Combler l’ère du vide par un surinvestissement, voire une obsession des « différences » (intensifiées par une doxa du partage victimaire) au détriment des grands projets communs, des convergences et des transcendances bénéfiques à tous n’est pas viable pour un vivre ensemble harmonieux. Le sauvetage du savoir-vivre, de la politesse et de l’empathie, lesquels au demeurant sont nécessaires en tout contexte (de l’académie à la rue), ne passe pas par une collection de groupes étanches et repliés sur eux, par une ergonomie de l’évitement ou encore par la blasphémisation de certains mots du vocabulaire de la langue française.

À cet égard, d’ailleurs, l’abîme ne peut qu’appeler l’abîme quand on sait que les groupuscules néonazis et ceux de la même nébuleuse, du haut de leur différence à eux, ont également la mèche courte, qu’ils sont rapides sur la gâchette pour déformer les accrocs et amplifier les menaces à la liberté d’expression dont ils s’improvisent machiavéliquement les chantres lors de leurs envolées populistes; une liberté d’expression effectivement populaire en nos démocraties, et qu’ils instrumentalisent tant pour rallier que pour provoquer, ce qui déclenche alors à l’autre bout une réaction parfois tout aussi exagérée : « le Québec est raciste ».

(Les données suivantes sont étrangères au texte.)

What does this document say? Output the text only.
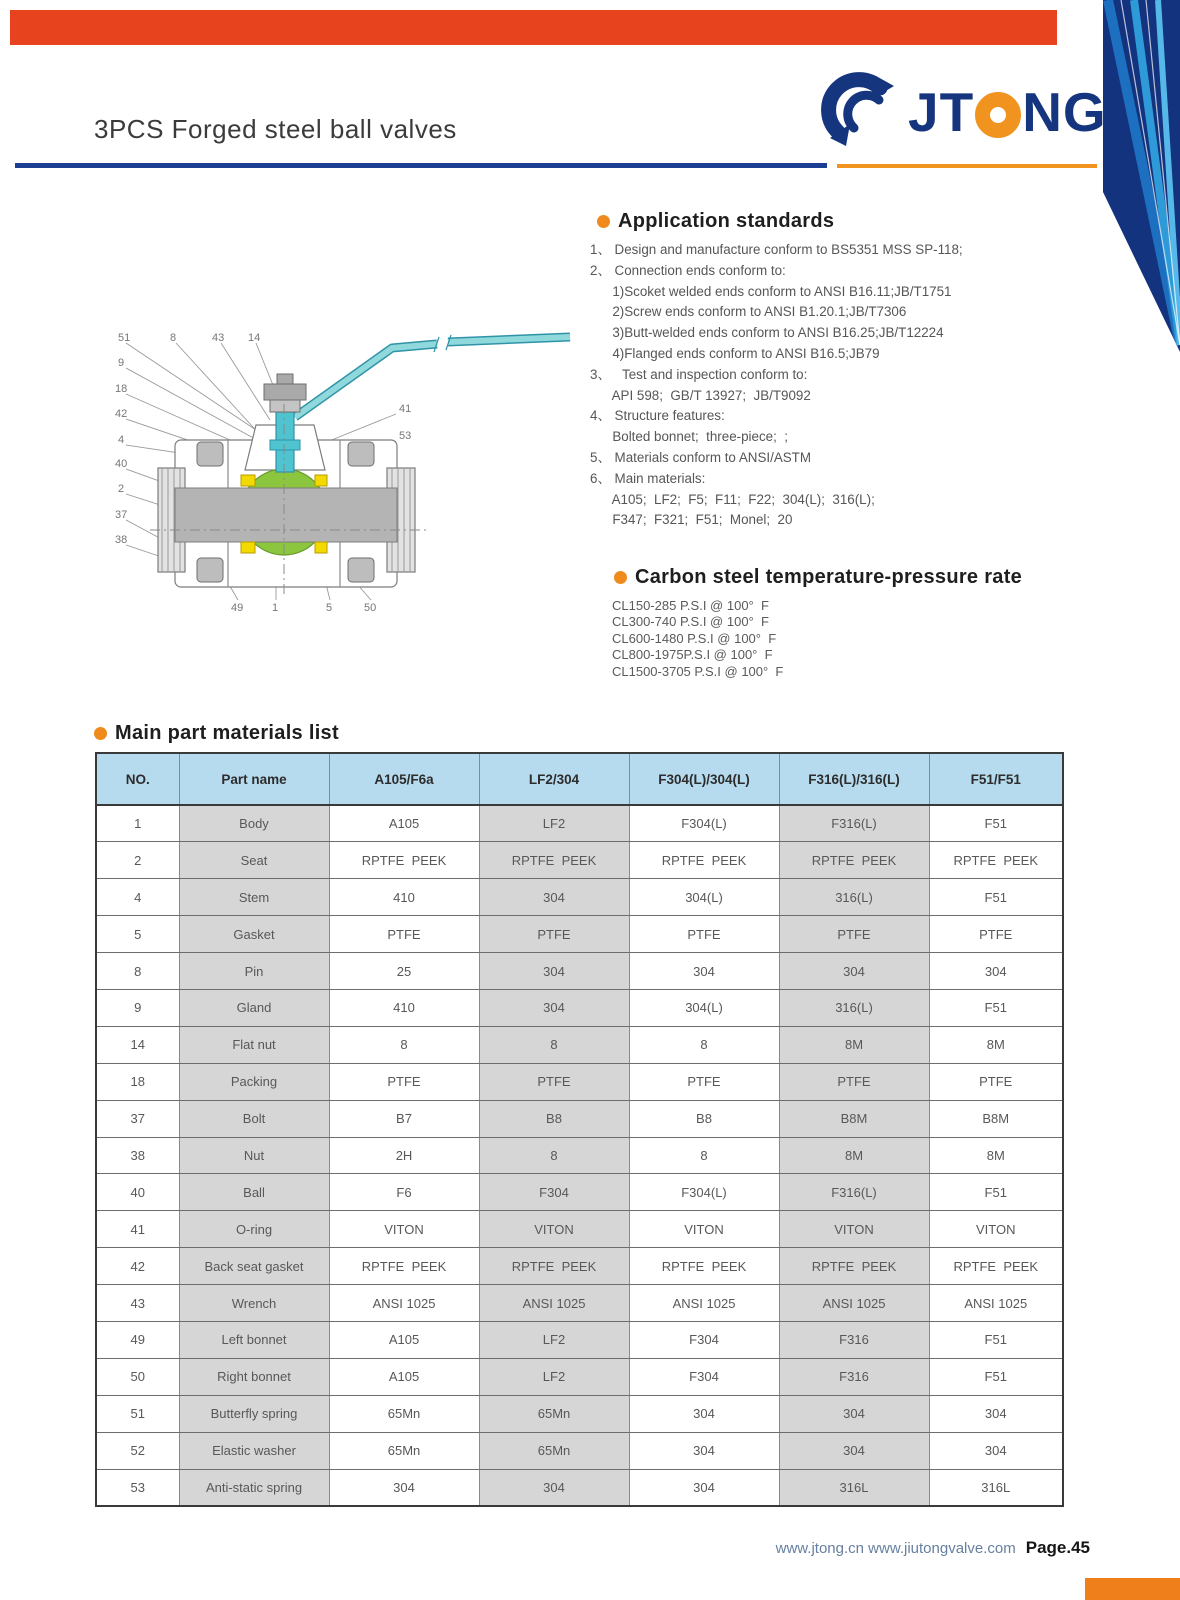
3PCS Forged steel ball valves	JT NG
51	8	43 14
9
18
42
4
40
2
37
38
41
53
49	1	5	50
Application standards
1、 Design and manufacture conform to BS5351 MSS SP-118;
2、 Connection ends conform to:
1)Scoket welded ends conform to ANSI B16.11;JB/T1751
2)Screw ends conform to ANSI B1.20.1;JB/T7306
3)Butt-welded ends conform to ANSI B16.25;JB/T12224
4)Flanged ends conform to ANSI B16.5;JB79
3、   Test and inspection conform to:
API 598;  GB/T 13927;  JB/T9092
4、 Structure features:
Bolted bonnet;  three-piece;  ;
5、 Materials conform to ANSI/ASTM
6、 Main materials:
A105;  LF2;  F5;  F11;  F22;  304(L);  316(L);
F347;  F321;  F51;  Monel;  20
Carbon steel temperature-pressure rate
CL150-285 P.S.I @ 100°  F
CL300-740 P.S.I @ 100°  F
CL600-1480 P.S.I @ 100°  F
CL800-1975P.S.I @ 100°  F
CL1500-3705 P.S.I @ 100°  F
Main part materials list
NO.	Part name	A105/F6a	LF2/304	F304(L)/304(L)	F316(L)/316(L)	F51/F51
1	Body	A105	LF2	F304(L)	F316(L)	F51
2	Seat	RPTFE  PEEK	RPTFE  PEEK	RPTFE  PEEK	RPTFE  PEEK	RPTFE  PEEK
4	Stem	410	304	304(L)	316(L)	F51
5	Gasket	PTFE	PTFE	PTFE	PTFE	PTFE
8	Pin	25	304	304	304	304
9	Gland	410	304	304(L)	316(L)	F51
14	Flat nut	8	8	8	8M	8M
18	Packing	PTFE	PTFE	PTFE	PTFE	PTFE
37	Bolt	B7	B8	B8	B8M	B8M
38	Nut	2H	8	8	8M	8M
40	Ball	F6	F304	F304(L)	F316(L)	F51
41	O-ring	VITON	VITON	VITON	VITON	VITON
42	Back seat gasket	RPTFE  PEEK	RPTFE  PEEK	RPTFE  PEEK	RPTFE  PEEK	RPTFE  PEEK
43	Wrench	ANSI 1025	ANSI 1025	ANSI 1025	ANSI 1025	ANSI 1025
49	Left bonnet	A105	LF2	F304	F316	F51
50	Right bonnet	A105	LF2	F304	F316	F51
51	Butterfly spring	65Mn	65Mn	304	304	304
52	Elastic washer	65Mn	65Mn	304	304	304
53	Anti-static spring	304	304	304	316L	316L
www.jtong.cn www.jiutongvalve.com Page.45
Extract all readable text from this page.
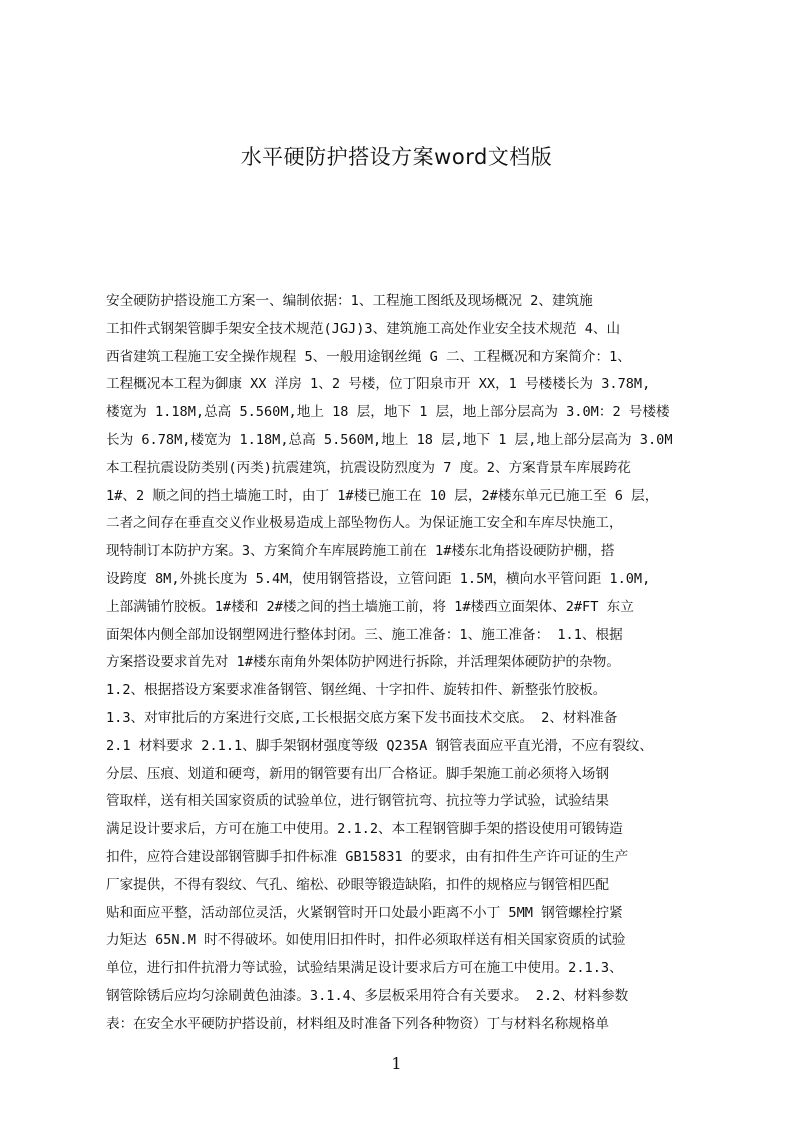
水平硬防护搭设方案word文档版
安全硬防护搭设施工方案一、编制依据：1、工程施工图纸及现场概况 2、建筑施
工扣件式钢架管脚手架安全技术规范(JGJ)3、建筑施工高处作业安全技术规范 4、山
西省建筑工程施工安全操作规程 5、一般用途钢丝绳 G 二、工程概况和方案简介：1、
工程概况本工程为御康 XX 洋房 1、2 号楼，位丁阳泉市开 XX，1 号楼楼长为 3.78M,
楼宽为 1.18M,总高 5.560M,地上 18 层，地下 1 层，地上部分层高为 3.0M：2 号楼楼
长为 6.78M,楼宽为 1.18M,总高 5.560M,地上 18 层,地下 1 层,地上部分层高为 3.0M
本工程抗震设防类别(丙类)抗震建筑，抗震设防烈度为 7 度。2、方案背景车库展跨花
1#、2 顺之间的挡土墙施工时，由丁 1#楼已施工在 10 层，2#楼东单元已施工至 6 层，
二者之间存在垂直交义作业极易造成上部坠物伤人。为保证施工安全和车库尽快施工，
现特制订本防护方案。3、方案简介车库展跨施工前在 1#楼东北角搭设硬防护棚，搭
设跨度 8M,外挑长度为 5.4M，使用钢管搭设，立管问距 1.5M，横向水平管问距 1.0M,
上部满铺竹胶板。1#楼和 2#楼之间的挡土墙施工前，将 1#楼西立面架体、2#FT 东立
面架体内侧全部加设钢塑网进行整体封闭。三、施工准备：1、施工准备： 1.1、根据
方案搭设要求首先对 1#楼东南角外架体防护网进行拆除，并活理架体硬防护的杂物。
1.2、根据搭设方案要求准备钢管、钢丝绳、十字扣件、旋转扣件、新整张竹胶板。
1.3、对审批后的方案进行交底,工长根据交底方案下发书面技术交底。 2、材料准备
2.1 材料要求 2.1.1、脚手架钢材强度等级 Q235A 钢管表面应平直光滑，不应有裂纹、
分层、压痕、划道和硬弯，新用的钢管要有出厂合格证。脚手架施工前必须将入场钢
管取样，送有相关国家资质的试验单位，进行钢管抗弯、抗拉等力学试验，试验结果
满足设计要求后，方可在施工中使用。2.1.2、本工程钢管脚手架的搭设使用可锻铸造
扣件，应符合建设部钢管脚手扣件标准 GB15831 的要求，由有扣件生产许可证的生产
厂家提供，不得有裂纹、气孔、缩松、砂眼等锻造缺陷，扣件的规格应与钢管相匹配
贴和面应平整，活动部位灵活，火紧钢管时开口处最小距离不小丁 5MM 钢管螺栓拧紧
力矩达 65N.M 时不得破坏。如使用旧扣件时，扣件必须取样送有相关国家资质的试验
单位，进行扣件抗滑力等试验，试验结果满足设计要求后方可在施工中使用。2.1.3、
钢管除锈后应均匀涂刷黄色油漆。3.1.4、多层板采用符合有关要求。 2.2、材料参数
表：在安全水平硬防护搭设前，材料组及时准备下列各种物资）丁与材料名称规格单
1
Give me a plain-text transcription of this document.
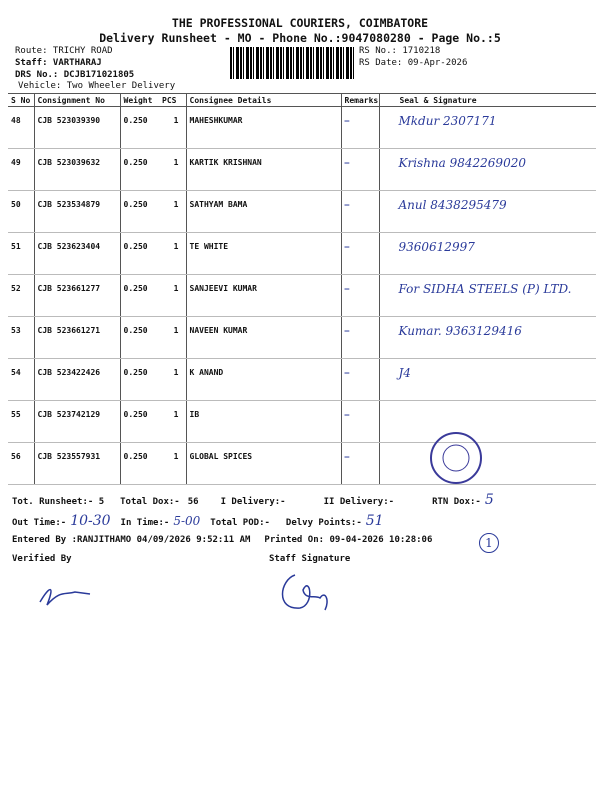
THE PROFESSIONAL COURIERS, COIMBATORE
Delivery Runsheet - MO - Phone No.:9047080280 - Page No.:5
Route: TRICHY ROAD
Staff: VARTHARAJ
DRS No.: DCJB171021805
Vehicle: Two Wheeler Delivery
RS No.: 1710218
RS Date: 09-Apr-2026
S No	Consignment No	Weight PCS	Consignee Details	Remarks	Seal & Signature
48	CJB 523039390	0.250 1	MAHESHKUMAR	—	Mkdur 2307171
49	CJB 523039632	0.250 1	KARTIK KRISHNAN	—	Krishna 9842269020
50	CJB 523534879	0.250 1	SATHYAM BAMA	—	Anul 8438295479
51	CJB 523623404	0.250 1	TE WHITE	—	9360612997
52	CJB 523661277	0.250 1	SANJEEVI KUMAR	—	For SIDHA STEELS (P) LTD.
53	CJB 523661271	0.250 1	NAVEEN KUMAR	—	Kumar. 9363129416
54	CJB 523422426	0.250 1	K ANAND	—	J4
55	CJB 523742129	0.250 1	IB	—	
56	CJB 523557931	0.250 1	GLOBAL SPICES	—	
Tot. Runsheet:- 5 Total Dox:- 56 I Delivery:-	II Delivery:-	RTN Dox:- 5
Out Time:- 10-30 In Time:- 5-00 Total POD:- Delvy Points:- 51
Entered By :RANJITHAMO 04/09/2026 9:52:11 AM Printed On: 09-04-2026 10:28:06	1
Verified By	Staff Signature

Il y a un proverbe béninois qui dit que dans la forêt, le serpent fuit le chasseur tout comme le chasseur fuit le serpent. L’un ne connaît pas les habitudes de l’autre, tous deux ne peuvent se comprendre et, quand ils se rencontrent par hasard, ils sont pris pour s’affronter sans être ennemis. La méfiance, l’ignorance, la peur et la réaction d’évitement de l’Autre sont des conséquences — pas seulement, mais beaucoup — d’une compartimentation de la vie sociale, du délaissement des valeurs universalistes et de la raison au profit des sensations. Pour détester radicalement les « étranges », il faut un motif ancré dans l’histoire et les mœurs; au Québec, délires de caniveau mis à part, je ne note pas ce penchant collectif.